15. E o certo é que as Obrigações eram então, como são ainda de uma forma geral, um produto conservador, com um risco normalmente reduzido, indexado à solidez financeira da sociedade emitente. Ao que acrescia, no caso concreto, e em abono desta sociedade emitente pertencer ao mesmo Grupo que o Banco Réu - mais, de ser a sua sociedade totalmente dominante!

16. Tanto mais que o risco de um DP no Banco seria, então, semelhante a uma tal subscrição de Obrigações SLN, porque sendo a SLN dona do Banco a 100%, o risco da SLN estava indexado ao risco do próprio Banco.

17. Ao entender esta expressão como tendo valor negocial, o tribunal a quo violou o disposto no art.º 236 º do Código Civil.

18. O dever de informação quanto aos riscos do tipo de instrumento financeiro surge perfeitamente densificado quanto ao seu cumprimento, não deixando o legislador uma cláusula aberta que permita margem para dúvida quanto ao alcance do seu dever.

19. De facto, se é verdade que a informação tem que ser completa, verdadeira, actual, clara, objectiva e lícita (art. 7º CdVM), não é menos verdade que o cumprimento desse dever de transmissão da informação não se compadece com qualquer conceptologia idílica e de delimitação difusa quanto ao seu inadimplemento.

20. E desde logo, não se compadece com ideias simplistas como as de mera reprodução de prospectos dos produtos, principalmente antes da transposição da chamada DMIF, em que a complexidade técnica da documentação de cada instrumento financeiro era enorme. Até porque que defenda que deveria o intermediário financeiro transmitir a informação das primeiras páginas do prospecto não pode deixar de defender que a mesma diligência deveria ser obrigatória quanto ao restante conteúdo do mesmo documento!

21. A informação deve ser prestada não apenas de forma exaustiva, mas essencialmente de uma forma acessível, sendo que a mera reprodução do prospecto, como pretende a decisão recorrida, seria certamente tudo menos acessível.

22. A adequação da informação começa exactamente por afastar o cumprimento meramente formal do dito dever de informação, antes visando uma efectiva informação.

23. O CdVM estabelece objectiva e precisamente qual a informação que tem de ser prestada quanto a cada um dos contratos de intermediação financeira e até – em alguns casos –, quanto aos instrumentos financeiros objecto dessa intermediação.

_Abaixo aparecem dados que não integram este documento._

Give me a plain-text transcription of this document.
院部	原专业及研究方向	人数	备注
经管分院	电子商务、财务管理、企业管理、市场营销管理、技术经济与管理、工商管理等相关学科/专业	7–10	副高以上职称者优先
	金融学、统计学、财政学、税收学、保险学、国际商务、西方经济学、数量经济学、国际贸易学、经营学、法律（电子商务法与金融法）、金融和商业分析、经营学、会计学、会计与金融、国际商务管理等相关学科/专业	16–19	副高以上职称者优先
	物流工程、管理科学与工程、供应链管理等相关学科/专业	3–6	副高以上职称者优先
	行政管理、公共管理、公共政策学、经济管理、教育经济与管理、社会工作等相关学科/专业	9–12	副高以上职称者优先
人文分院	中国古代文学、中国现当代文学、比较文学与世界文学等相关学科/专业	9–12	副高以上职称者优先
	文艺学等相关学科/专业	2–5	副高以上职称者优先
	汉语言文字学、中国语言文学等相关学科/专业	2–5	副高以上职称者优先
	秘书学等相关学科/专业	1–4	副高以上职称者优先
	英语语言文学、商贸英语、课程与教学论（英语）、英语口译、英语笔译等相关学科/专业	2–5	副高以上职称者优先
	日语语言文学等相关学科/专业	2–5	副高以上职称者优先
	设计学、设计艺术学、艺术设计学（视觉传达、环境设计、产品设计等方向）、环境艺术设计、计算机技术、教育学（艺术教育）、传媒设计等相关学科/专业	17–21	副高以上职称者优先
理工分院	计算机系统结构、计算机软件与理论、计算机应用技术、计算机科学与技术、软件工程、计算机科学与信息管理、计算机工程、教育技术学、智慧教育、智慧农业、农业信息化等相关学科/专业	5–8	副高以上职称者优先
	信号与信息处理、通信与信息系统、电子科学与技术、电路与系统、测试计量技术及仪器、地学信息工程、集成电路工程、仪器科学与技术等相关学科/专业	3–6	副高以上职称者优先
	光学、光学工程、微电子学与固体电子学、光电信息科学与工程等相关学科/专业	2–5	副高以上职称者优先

24. E, quanto ao risco, há aqui que chamar à colação o art. 312º nº 1 alínea e) do CdVM, que obriga então o intermediário financeiro a informar o investidor sobre os “riscos especiais envolvidos nas operações a realizar”. Ora, tal redacção refere-se necessariamente ao negócio de intermediação financeira enquanto negócio de cobertura que, depois, proporcionará negócios de execução. E a verdade é que tal menção não pode nunca equivaler ao dever de informação sobre o instrumento financeiro em si (como, aliás, na redacção aplicável ao caso).

25. Neste sentido apontam não só o elemento histórico decorrente da redacção anterior da lei, como também o elemento sistemático já abordado, como até o seu próprio elemento literal.

26. Mas, o que é certo é que, o legislador não deixou nada ao acaso e logo no número seguinte, afirmou claramente o que se devia entender por risco do tipo do instrumento financeiro em causa.

27. Assim é que nas quatro alíneas do nº 2 do art. 312º-E obriga a que a descrição dos riscos do tipo do instrumento em causa incluam:
a) Os riscos associados ao instrumento financeiro, incluindo uma explicação do impacto do efeito de alavancagem e do risco de perda da totalidade do investimento;  
b) A volatilidade do preço do instrumento financeiro e as eventuais limitações existentes no mercado em que o mesmo é negociado;
c) O facto de o investidor poder assumir, em resultado de operações sobre o instrumento financeiro, compromissos financeiros e outras obrigações adicionais, além do custo de aquisição do mesmo;
d) Quaisquer requisitos em matéria de margens ou obrigações análogas, aplicáveis aos instrumentos financeiros desse tipo.

           

28. São ESTES e APENAS ESTES os riscos do tipo do instrumento financeiro sobre os quais o Intermediário Financeiro tem que prestar informação!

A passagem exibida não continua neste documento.